O leão estava de facto logo ali, quer dizer a cerca de cem metros, com a sua calma toda, deslocando-se de um lado para o outro e sacudindo as moscas. Não nos tinha visto ou se nos tinha visto, como tinha a barriga cheia tinha achado que nem valia a pena incomodar-se.
-O que será que o gajo comeu? Parece que anda pesado, estás a ver aquela barriga toda? E é um leão não é uma leoa, com aquela barrigona também, mas que grande barrigada ele teve com certeza.
 
- Pois, se calhar é melhor a gente passar-lhe logo ao lado, não temos outro caminho e se for preciso usas tu a tua excelente pontaria quando ele estiver para aí a cinco metros de nós. Aí deves acertar, de certeza.

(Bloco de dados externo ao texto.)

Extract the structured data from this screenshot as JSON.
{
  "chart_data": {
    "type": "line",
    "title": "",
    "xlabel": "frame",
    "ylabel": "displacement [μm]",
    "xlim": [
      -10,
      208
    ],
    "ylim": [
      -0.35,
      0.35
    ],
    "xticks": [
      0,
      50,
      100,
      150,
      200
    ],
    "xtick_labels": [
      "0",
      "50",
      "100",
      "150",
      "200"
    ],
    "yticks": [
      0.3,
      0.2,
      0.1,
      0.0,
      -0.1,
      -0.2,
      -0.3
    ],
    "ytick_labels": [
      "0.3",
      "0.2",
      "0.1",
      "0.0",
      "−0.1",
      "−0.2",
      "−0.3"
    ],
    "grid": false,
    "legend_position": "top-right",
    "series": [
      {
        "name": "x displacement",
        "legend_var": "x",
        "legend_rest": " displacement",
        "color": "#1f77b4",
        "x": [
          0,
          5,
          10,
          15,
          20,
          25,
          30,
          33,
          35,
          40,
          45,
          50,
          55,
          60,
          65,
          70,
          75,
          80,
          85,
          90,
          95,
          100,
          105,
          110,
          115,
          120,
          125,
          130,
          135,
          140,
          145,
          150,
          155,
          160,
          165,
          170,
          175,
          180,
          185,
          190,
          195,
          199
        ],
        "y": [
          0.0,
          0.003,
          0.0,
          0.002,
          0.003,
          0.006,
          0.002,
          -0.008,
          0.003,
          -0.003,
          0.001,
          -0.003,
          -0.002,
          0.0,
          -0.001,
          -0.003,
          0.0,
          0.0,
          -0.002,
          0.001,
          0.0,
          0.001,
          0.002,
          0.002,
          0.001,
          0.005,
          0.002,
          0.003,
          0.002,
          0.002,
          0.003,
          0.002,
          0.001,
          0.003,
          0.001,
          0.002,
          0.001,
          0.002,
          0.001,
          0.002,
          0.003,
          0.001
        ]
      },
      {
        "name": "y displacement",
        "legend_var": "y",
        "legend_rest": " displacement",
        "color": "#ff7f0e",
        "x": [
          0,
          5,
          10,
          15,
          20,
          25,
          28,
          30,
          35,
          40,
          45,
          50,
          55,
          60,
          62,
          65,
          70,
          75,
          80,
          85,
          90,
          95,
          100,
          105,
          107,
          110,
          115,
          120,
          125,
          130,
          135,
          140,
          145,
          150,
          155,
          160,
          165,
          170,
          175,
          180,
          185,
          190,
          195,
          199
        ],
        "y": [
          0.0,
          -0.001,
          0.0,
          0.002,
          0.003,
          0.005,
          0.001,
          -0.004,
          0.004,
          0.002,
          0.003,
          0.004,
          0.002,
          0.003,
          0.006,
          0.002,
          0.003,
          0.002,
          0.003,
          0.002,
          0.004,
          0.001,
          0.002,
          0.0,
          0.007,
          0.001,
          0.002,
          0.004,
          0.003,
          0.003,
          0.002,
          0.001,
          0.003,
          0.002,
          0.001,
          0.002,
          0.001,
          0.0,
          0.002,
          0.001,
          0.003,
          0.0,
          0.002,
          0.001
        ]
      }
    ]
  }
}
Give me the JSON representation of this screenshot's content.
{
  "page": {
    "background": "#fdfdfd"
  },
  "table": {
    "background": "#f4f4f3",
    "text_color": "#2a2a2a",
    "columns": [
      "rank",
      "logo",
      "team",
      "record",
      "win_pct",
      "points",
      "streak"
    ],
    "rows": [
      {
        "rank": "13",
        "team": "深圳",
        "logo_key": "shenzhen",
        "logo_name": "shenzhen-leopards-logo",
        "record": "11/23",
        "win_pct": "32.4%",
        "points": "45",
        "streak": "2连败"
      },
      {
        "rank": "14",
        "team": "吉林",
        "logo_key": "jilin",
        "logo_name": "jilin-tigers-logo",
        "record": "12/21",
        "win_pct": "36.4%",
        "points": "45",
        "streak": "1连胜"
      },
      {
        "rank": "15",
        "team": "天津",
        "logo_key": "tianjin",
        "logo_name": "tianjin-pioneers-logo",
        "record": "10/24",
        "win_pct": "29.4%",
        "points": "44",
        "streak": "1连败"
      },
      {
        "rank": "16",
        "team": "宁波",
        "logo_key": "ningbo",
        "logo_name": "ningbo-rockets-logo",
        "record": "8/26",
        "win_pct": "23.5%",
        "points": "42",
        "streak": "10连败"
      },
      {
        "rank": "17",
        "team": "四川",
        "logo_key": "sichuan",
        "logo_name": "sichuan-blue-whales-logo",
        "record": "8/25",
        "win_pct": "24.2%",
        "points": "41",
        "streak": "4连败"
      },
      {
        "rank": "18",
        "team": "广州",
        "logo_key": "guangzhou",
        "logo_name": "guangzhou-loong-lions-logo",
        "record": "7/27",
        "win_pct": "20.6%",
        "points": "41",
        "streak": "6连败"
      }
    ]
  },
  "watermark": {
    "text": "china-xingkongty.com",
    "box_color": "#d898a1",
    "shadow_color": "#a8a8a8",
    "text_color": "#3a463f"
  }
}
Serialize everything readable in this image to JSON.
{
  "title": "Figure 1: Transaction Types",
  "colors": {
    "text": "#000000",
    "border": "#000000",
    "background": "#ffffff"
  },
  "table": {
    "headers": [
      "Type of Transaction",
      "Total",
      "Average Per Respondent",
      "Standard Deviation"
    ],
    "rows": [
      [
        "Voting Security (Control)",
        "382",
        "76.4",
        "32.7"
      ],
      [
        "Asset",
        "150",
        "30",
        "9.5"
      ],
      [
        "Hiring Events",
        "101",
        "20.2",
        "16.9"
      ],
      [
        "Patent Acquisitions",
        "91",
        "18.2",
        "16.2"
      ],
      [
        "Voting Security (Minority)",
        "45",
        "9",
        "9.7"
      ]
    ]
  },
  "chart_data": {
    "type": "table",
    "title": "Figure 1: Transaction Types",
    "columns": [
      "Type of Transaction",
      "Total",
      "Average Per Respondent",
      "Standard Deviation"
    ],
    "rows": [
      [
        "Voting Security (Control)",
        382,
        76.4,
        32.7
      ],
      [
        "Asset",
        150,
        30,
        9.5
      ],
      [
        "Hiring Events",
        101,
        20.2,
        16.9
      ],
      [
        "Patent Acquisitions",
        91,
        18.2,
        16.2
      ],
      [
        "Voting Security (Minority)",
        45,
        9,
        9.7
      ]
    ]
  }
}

- Daqui mesmo eu acerto. Devias ter um pouco mais de confiança em mim. Isto de fazer tiro é como andar de bicicleta, nunca se desaprende.
 
-Isso é válido só até aos setenta anos, a partir daí perde o prazo de validade...nunca ouviste dizer? Senilidade, meu caro, lentidão nos reflexos, plasticidade reduzida. Afinal fazes parte da Associação da Terceira Idade e não sabes isso?
 
- Sei sim, mas mesmo com rapidez muscular reduzida eu só tenho de apontar e mexer o dedo do gatilho. E tenho uma vista boa...fiz operação às cataratas há pouco tempo e vejo as letras todas do cartaz lá do consultório. O médico até me disse que eu via bem demais. Não me disse mas acho que ele queria dizer que mais um pouco de falta de vista me dava jeito.
 
- Sim, ele lá tinha as suas razões, certamente. É para não andares a ver o que não deves, a moça lá do café bem me disse que tu andas a espreitar-lhe para as pernas.
- A Lita? Ah, essa miúda calhava mesmo bem agora aqui a ver-me disparar. Era tiro e queda do leão e dela.
 
- A Lita, essa miúda, como tu dizes, tem quase sessenta anos e umas pernas que são uns tocos. E dizes tu que vês bem...
- Bem, estamos aqui para falar de mulheres ou para resolvermos o nosso problema? Temos de passar aquela clareira ou voltar para trás. Na clareira está um leão, tu não queres que eu dispare. Mesmo que aches que eu não acerto pelo menos posso assustá-lo e pô-lo a fugir daqui.
 
- Os leões não fogem, não percebes nada disto. Correm em direcção a ti a quase cinquenta quilómetros à hora, mesmo com a barriga cheia e nem terás tempo de fazer pontaria de novo. Tempo terias, aqui há uns anos, mas é preciso ter calma e não nos atrapalharmos.
- Qual o problema? É só puxar a culatra atrás e voltar a disparar.
 
-Essa arma tem culatra automática, caramba. Não precisas de puxá-la atrás, ela vai e vem sozinha. A idade está a dar-te cabo do raciocínio. Por este caminho ainda vou eu falar com o leão, digo-lhe que estou acompanhado de um nabo com uma arma na mão e que tu és perigoso. Acho que ele vai compreender e deixar-nos passar.
 
-Ok! Então faz lá isso...que eu dou-te cobertura.